Complications of Fibroids in the Uterus
Fibroids in the uterus can cause a variety of complications, including:
- Anaemia. Excessive menstrual blood loss can cause anaemia, a disorder in which the blood’s ability to circulate adequate oxygen is impaired. The primary symptoms of anaemia include shortness of breath, tiredness, weakness, and paleness of skin.
- Urination problems. The presence of large fibroids in the uterus can cause it to press against the bladder. This can lead to a persistent feeling of fullness, a constant urge to urinate, difficulty emptying the bladder and urinary incontinence.
- Infertility. The existence of fibroids in the uterus can also impede the implantation of fertilised eggs, thus causing problems with conception.
- Miscarriage and preterm birth. If the uterine fibroids interfere with the flow of blood to your placenta or vie with the foetus for space, your pregnancy could end with a spontaneous abortion or premature delivery.
Diagnosing Uterine Fibroids
The presence of fibroids in the uterus can be verified using an ultrasound—an imaging technique that uses sound waves to create a two-dimensional image of your womb. Your uterus can also be examined with the help of a hysteroscope — a thin, tubular device that passes into your womb through the cervix. A tiny camera is affixed to the end of the hysteroscope, allowing the images received to be displayed on a computer screen.
If your fibroids are asymptomatic, Dr G might decide that they need no treatment. Medical intervention to ensure the removal of fibroids would be necessary if they:
- are sizable enough to interfere with the functioning of other internal organs
- grow rapidly
- cause heavy or prolonged bleeding
- interfere with your desire and ability to become pregnant
The uterine fibroids treatment options that Dr G offers you will be those most suited to your individual case and will take the location, size and extent of the fibroids into account. These options include:
- Drugs. Advancements in science make it possible for medicines, such as hormonal drugs, to diminish the size of your fibroids before surgery
- Hysteroscopy. Operative hysteroscopy makes it possible for fibroids in the uterus to be removed with the help of a hysteroscope — a thin tubular device passed through the cervix.

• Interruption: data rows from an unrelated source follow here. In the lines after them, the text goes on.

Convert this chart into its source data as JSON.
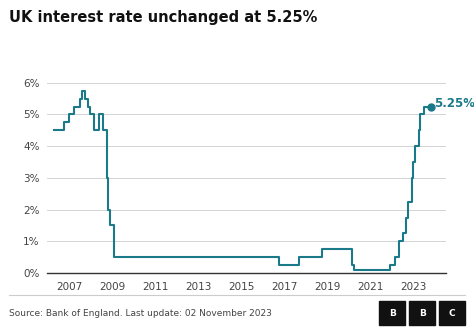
{
  "title": "UK interest rate unchanged at 5.25%",
  "source_text": "Source: Bank of England. Last update: 02 November 2023",
  "line_color": "#1a7a8a",
  "annotation_label": "5.25%",
  "annotation_color": "#1a7a8a",
  "background_color": "#ffffff",
  "grid_color": "#cccccc",
  "ylim": [
    0,
    0.063
  ],
  "yticks": [
    0,
    0.01,
    0.02,
    0.03,
    0.04,
    0.05,
    0.06
  ],
  "ytick_labels": [
    "0%",
    "1%",
    "2%",
    "3%",
    "4%",
    "5%",
    "6%"
  ],
  "xlim_start": 2006.0,
  "xlim_end": 2024.5,
  "xticks": [
    2007,
    2009,
    2011,
    2013,
    2015,
    2017,
    2019,
    2021,
    2023
  ],
  "data": [
    [
      2006.25,
      0.045
    ],
    [
      2006.75,
      0.045
    ],
    [
      2006.75,
      0.0475
    ],
    [
      2007.0,
      0.0475
    ],
    [
      2007.0,
      0.05
    ],
    [
      2007.25,
      0.05
    ],
    [
      2007.25,
      0.0525
    ],
    [
      2007.5,
      0.0525
    ],
    [
      2007.5,
      0.055
    ],
    [
      2007.6,
      0.055
    ],
    [
      2007.6,
      0.0575
    ],
    [
      2007.75,
      0.0575
    ],
    [
      2007.75,
      0.055
    ],
    [
      2007.9,
      0.055
    ],
    [
      2007.9,
      0.0525
    ],
    [
      2008.0,
      0.0525
    ],
    [
      2008.0,
      0.05
    ],
    [
      2008.17,
      0.05
    ],
    [
      2008.17,
      0.045
    ],
    [
      2008.42,
      0.045
    ],
    [
      2008.42,
      0.05
    ],
    [
      2008.58,
      0.05
    ],
    [
      2008.58,
      0.045
    ],
    [
      2008.75,
      0.045
    ],
    [
      2008.75,
      0.03
    ],
    [
      2008.83,
      0.03
    ],
    [
      2008.83,
      0.02
    ],
    [
      2008.92,
      0.02
    ],
    [
      2008.92,
      0.015
    ],
    [
      2009.08,
      0.015
    ],
    [
      2009.08,
      0.005
    ],
    [
      2009.25,
      0.005
    ],
    [
      2016.75,
      0.005
    ],
    [
      2016.75,
      0.0025
    ],
    [
      2017.67,
      0.0025
    ],
    [
      2017.67,
      0.005
    ],
    [
      2018.75,
      0.005
    ],
    [
      2018.75,
      0.0075
    ],
    [
      2020.17,
      0.0075
    ],
    [
      2020.17,
      0.0025
    ],
    [
      2020.25,
      0.0025
    ],
    [
      2020.25,
      0.001
    ],
    [
      2021.75,
      0.001
    ],
    [
      2021.92,
      0.001
    ],
    [
      2021.92,
      0.0025
    ],
    [
      2022.17,
      0.0025
    ],
    [
      2022.17,
      0.005
    ],
    [
      2022.33,
      0.005
    ],
    [
      2022.33,
      0.01
    ],
    [
      2022.5,
      0.01
    ],
    [
      2022.5,
      0.0125
    ],
    [
      2022.67,
      0.0125
    ],
    [
      2022.67,
      0.0175
    ],
    [
      2022.75,
      0.0175
    ],
    [
      2022.75,
      0.0225
    ],
    [
      2022.92,
      0.0225
    ],
    [
      2022.92,
      0.03
    ],
    [
      2023.0,
      0.03
    ],
    [
      2023.0,
      0.035
    ],
    [
      2023.08,
      0.035
    ],
    [
      2023.08,
      0.04
    ],
    [
      2023.25,
      0.04
    ],
    [
      2023.25,
      0.045
    ],
    [
      2023.33,
      0.045
    ],
    [
      2023.33,
      0.05
    ],
    [
      2023.5,
      0.05
    ],
    [
      2023.5,
      0.0525
    ],
    [
      2023.83,
      0.0525
    ]
  ]
}
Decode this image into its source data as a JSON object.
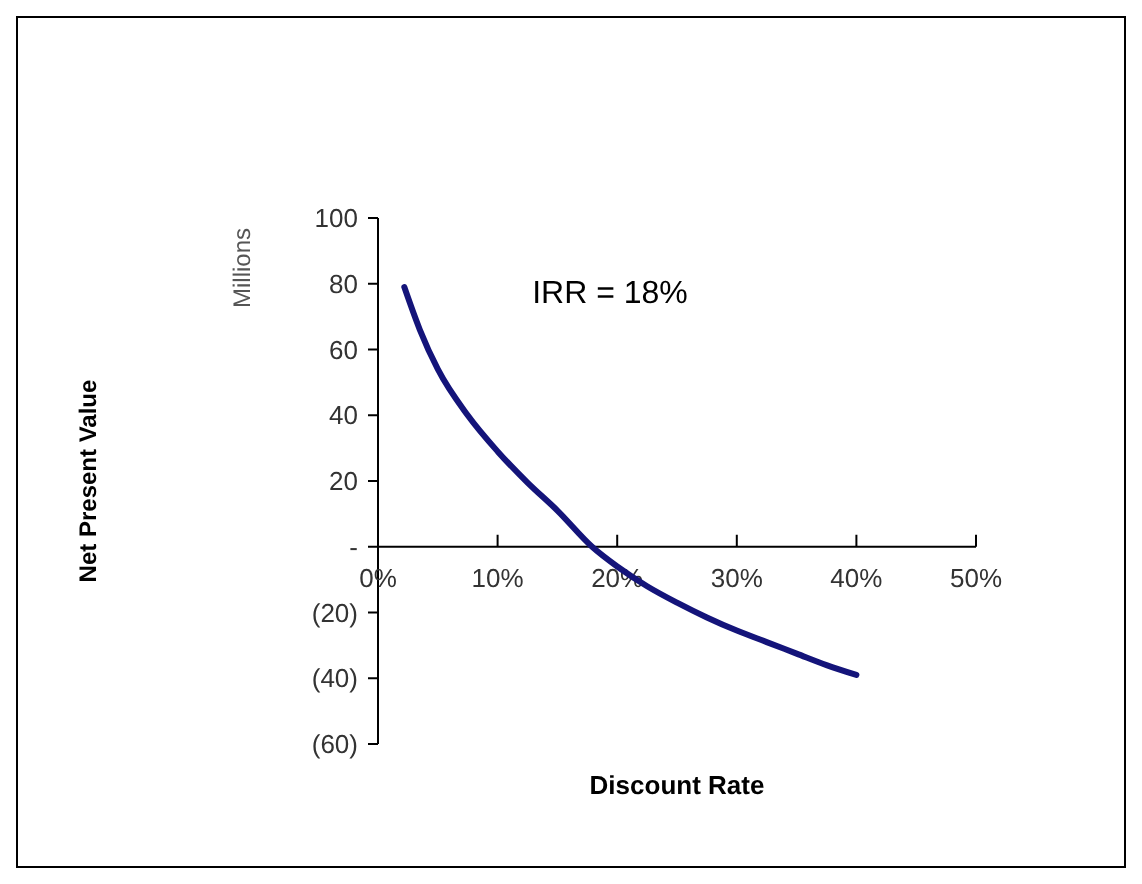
{
  "chart_data": {
    "type": "line",
    "xlabel": "Discount Rate",
    "ylabel": "Millions",
    "annotations": [
      "Net Present Value",
      "IRR = 18%"
    ],
    "x": [
      2.2,
      3.5,
      5,
      7.5,
      10,
      12.5,
      15,
      17.9,
      20,
      22.5,
      25,
      27.5,
      30,
      32.5,
      35,
      37.5,
      40
    ],
    "series": [
      {
        "color": "#14147a",
        "values": [
          79,
          66,
          54,
          40,
          29,
          19.5,
          11,
          0,
          -6,
          -12,
          -17,
          -21.5,
          -25.5,
          -29,
          -32.5,
          -36,
          -39
        ]
      }
    ],
    "xlim": [
      0,
      50
    ],
    "xticks": [
      {
        "value": 0,
        "label": "0%"
      },
      {
        "value": 10,
        "label": "10%"
      },
      {
        "value": 20,
        "label": "20%"
      },
      {
        "value": 30,
        "label": "30%"
      },
      {
        "value": 40,
        "label": "40%"
      },
      {
        "value": 50,
        "label": "50%"
      }
    ],
    "ylim": [
      -60,
      100
    ],
    "yticks": [
      100,
      80,
      60,
      40,
      20,
      {
        "value": 0,
        "label": "-"
      },
      {
        "value": -20,
        "label": "(20)"
      },
      {
        "value": -40,
        "label": "(40)"
      },
      {
        "value": -60,
        "label": "(60)"
      }
    ],
    "grid": false,
    "marker": "none",
    "line_style": "solid"
  }
}
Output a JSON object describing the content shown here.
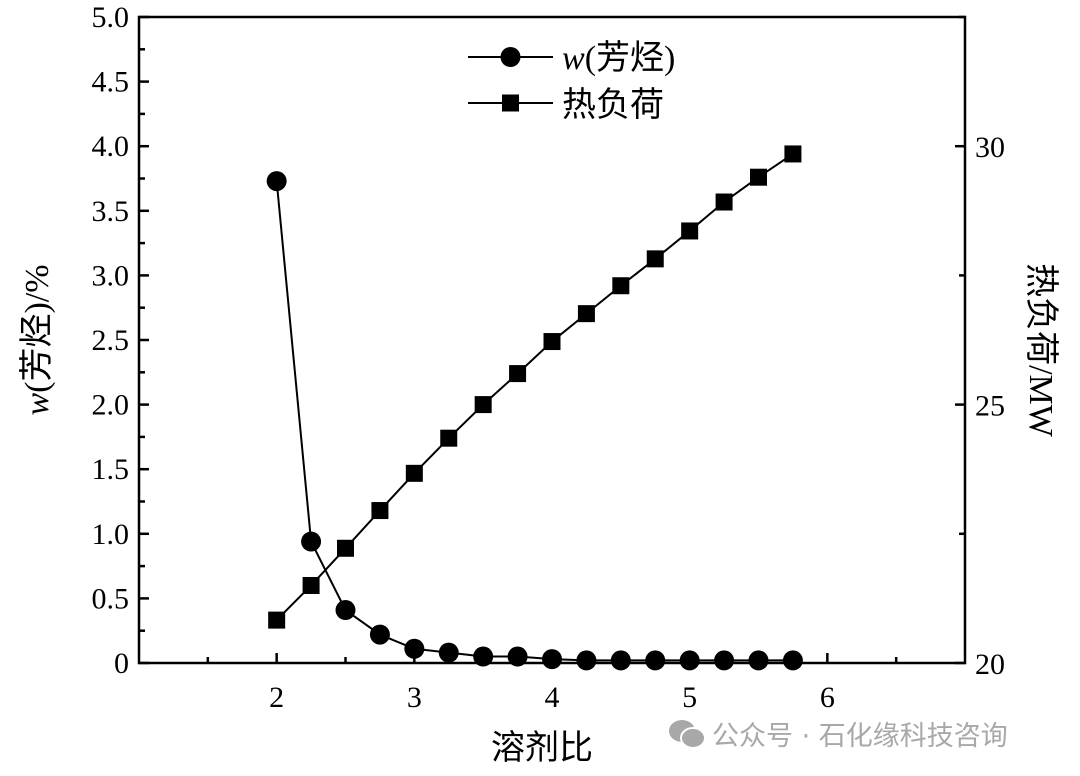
{
  "chart_data": {
    "type": "line",
    "title": "",
    "xlabel": "溶剂比",
    "ylabel_left": "w(芳烃)/%",
    "ylabel_left_italic_part": "w",
    "ylabel_left_rest": "(芳烃)/%",
    "ylabel_right": "热负荷/MW",
    "xlim": [
      1,
      7
    ],
    "ylim_left": [
      0,
      5
    ],
    "ylim_right": [
      20,
      32.5
    ],
    "x_ticks": [
      "2",
      "3",
      "4",
      "5",
      "6"
    ],
    "y_left_ticks": [
      "0",
      "0.5",
      "1.0",
      "1.5",
      "2.0",
      "2.5",
      "3.0",
      "3.5",
      "4.0",
      "4.5",
      "5.0"
    ],
    "y_right_ticks": [
      "20",
      "25",
      "30"
    ],
    "grid": false,
    "legend_position": "top-center",
    "x": [
      2,
      2.25,
      2.5,
      2.75,
      3,
      3.25,
      3.5,
      3.75,
      4,
      4.25,
      4.5,
      4.75,
      5,
      5.25,
      5.5,
      5.75
    ],
    "series": [
      {
        "name": "w(芳烃)",
        "name_italic": "w",
        "name_rest": "(芳烃)",
        "axis": "left",
        "marker": "circle",
        "values": [
          3.73,
          0.94,
          0.41,
          0.22,
          0.11,
          0.08,
          0.05,
          0.05,
          0.03,
          0.02,
          0.02,
          0.02,
          0.02,
          0.02,
          0.02,
          0.02
        ]
      },
      {
        "name": "热负荷",
        "axis": "right",
        "marker": "square",
        "values": [
          20.83,
          21.5,
          22.22,
          22.95,
          23.67,
          24.35,
          25.0,
          25.6,
          26.22,
          26.76,
          27.3,
          27.82,
          28.36,
          28.92,
          29.4,
          29.85
        ]
      }
    ],
    "colors": {
      "line": "#000000",
      "watermark": "#a8a8a8"
    }
  },
  "watermark": {
    "text": "公众号 · 石化缘科技咨询",
    "icon": "wechat-icon"
  }
}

- Laparoscopic Myomectomy. Also known as keyhole surgery, this minimally invasive technique is frequently employed to deal with symptomatic fibroids. It involves the removal of fibroids with the assistance of a thin tube inserted through the abdomen. The procedure is associated with quick recovery and minimal complications. It is the ideal option for women who desire to conceive in the future.
- Open Myomectomy. This surgical procedure may be used to deal with large fibroids in the uterus. Since it leads to the weakening of the walls of the uterus, it increases the likelihood of you requiring a Caesarean section for future pregnancies
- Laparoscopic Hysterectomy. Unlike a regular hysterectomy, a laparoscopic hysterectomy has the potential for fewer complications and allows women to recover faster. Since this form of keyhole surgery involves the removal of the uterus, it is ideal for women who do not wish to conceive in the future.
Uterine fibroids may look scary and have serious consequences — but with your case in the hands of a competent specialist like Dr G, you will have nothing to worry about.